The Washington Post has an interesting editorial today largely in support of Senator Lindsey Graham's new habeas bill. Like me, the Post expresses sympathy for Graham's basic project, and objects to the probable cause standard for detention, instead of the preponderance-of-the-evidence standard Graham used last year. The editorial is notable for another reason: Its concise and accurate reflection of the change of fortune the government and habeas counsel have experienced over the last year as these cases have wound their way through the courts. It has become something of a meme in the press that the government loses a lot of the Guantanamo habeas cases. But as readers of Lawfare (and virtually no other publication) know, that's actually not true anymore. The Post editorial puts it this way:
In 2008, the Supreme Court ruled that detainees at the U.S. Naval Base in Guantanamo Bay, Cuba, had the right to challenge their detentions in federal court. The ruling was a victory for the rule of law, guaranteeing independent review of what had been the executive’s unchecked ability to hold suspects indefinitely.

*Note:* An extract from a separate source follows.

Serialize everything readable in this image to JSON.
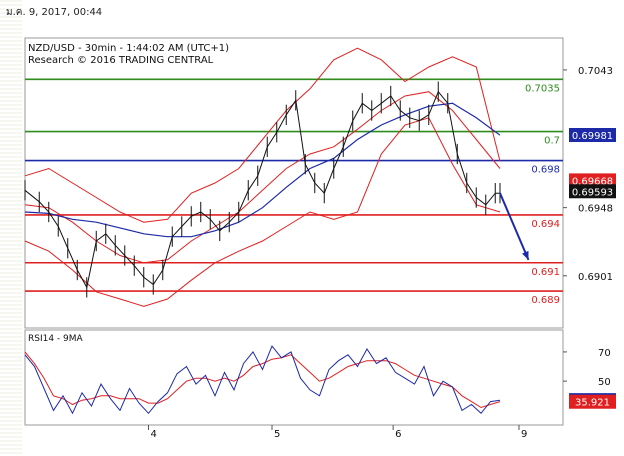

But the broad pronouncement left many questions unanswered. The justices, for example, offered no specifics on how the lower courts should handle these cases. Congress and the White House have since failed to fill in the blanks. As a result, different judges on the U.S. District Court for the District of Columbia have often reached radically different conclusions on which standards to apply and which approaches to take on everything from the admissibility of evidence to the basis for determining whether a detainee was part of a terrorist organization.
Early on, this hodgepodge approach often benefited detainees, a significant number of whom prevailed in arguing that they should never have been picked up in the first place. Then the cases began to get a second look from the D.C. federal appeals court, which often reversed the lower court rulings and established standards more favorable to the government. The precipitous seesawing has not been pretty—but it has not been the fault of the judges, who were forced to make up the law as they went along because of a lack of leadership from the political branches.